Maior da série histórica

O medo de perder o emprego é um problema concreto na economia porque abala a confiança das pessoas. Quem teme ficar sem trabalho não faz grandes investimentos, evita consumir o que não é necessário e contribui para uma economia parada.

Dois anos de governo Temer

O alto nível da taxa de desocupação e o medo do desemprego mostram que o governo do presidente Michel Temer falhou em uma de suas principais promessas para a economia. Quando assumiu o Planalto, ainda interinamente em maio de 2016, o presidente colocou como prioridade a retomada da confiança na economia. Na visão de Temer, a confiança dos agentes econômicos puxaria a recuperação e consequentemente a geração de empregos.
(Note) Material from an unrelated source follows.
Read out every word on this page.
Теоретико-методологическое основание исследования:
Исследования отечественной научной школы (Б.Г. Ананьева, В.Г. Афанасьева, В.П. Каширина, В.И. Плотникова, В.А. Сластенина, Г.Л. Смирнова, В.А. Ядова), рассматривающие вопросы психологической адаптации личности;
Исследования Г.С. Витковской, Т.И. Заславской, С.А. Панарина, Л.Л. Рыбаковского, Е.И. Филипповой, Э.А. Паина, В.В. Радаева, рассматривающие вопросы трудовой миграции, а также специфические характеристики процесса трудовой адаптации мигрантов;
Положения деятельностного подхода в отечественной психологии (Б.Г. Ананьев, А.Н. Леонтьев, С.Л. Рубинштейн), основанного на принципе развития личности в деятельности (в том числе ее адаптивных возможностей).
O plano passava por uma série de medidas de controle das contas públicas, de aumento de competitividade e de incentivo ao setor privado. Primeiro foi aprovada a emenda constitucional que institui o teto de gastos públicos. Em seguida, mudanças importantes no mercado de trabalho como a regulamentação da terceirização e a reforma trabalhista.

No discurso do governo, essas medidas serviriam para diminuir a burocracia para a contratação de funcionários e flexibilizariam a relação entre empresas e empregados. Com novas regras e um ambiente mais favorável, os empresários ficariam mais confortáveis para contratar. A consequência das mudanças seria o aumento do emprego no Brasil. Mas isso ainda não aconteceu.

Diante desse cenário, o Nexo conversou com dois economistas sobre os problemas do mercado de trabalho no Brasil:
Marcio Pochmann, professor do Instituto de Economia da Unicamp e presidente da Fundação Perseu Abramo (PT)
Tiago Cabral Barreira, consultor do FGV/IBRE (Instituto Brasileiro de Economia da Fundação Getúlio Vargas)

O que impede uma melhora no mercado de trabalho no Brasil?

Marcio Pochmann: Há uma mudança estrutural no mundo do trabalho basicamente puxada por dois fatores. O primeiro é o processo de desindustrialização precoce pelo qual o Brasil vem passando, um movimento estrutural que começa nos anos 90 e que seguiu evoluindo. O segundo é a mudança da organização da produção, com enxugamento de vagas internas, a terceirização e a externalização do processo produtivo. Sobre esse quadro, em 2015 vem uma recessão muito profunda concentrada no setor secundário, industrial, e sobre o setor terciário, de serviços. Os dois setores que mais empregam. O setor primário, que praticamente não sofreu com a recessão, é um setor em que o aumento da produção acontece sem aumento de emprego. Em 2017, o PIB cresceu 1% graças ao setor primário. Em 2017, a liberação de recursos como o FGTS ajudou de alguma maneira, mas isso não se manteve. A economia está sem frente de expansão. Na verdade, não podemos dizer exatamente que saímos da recessão.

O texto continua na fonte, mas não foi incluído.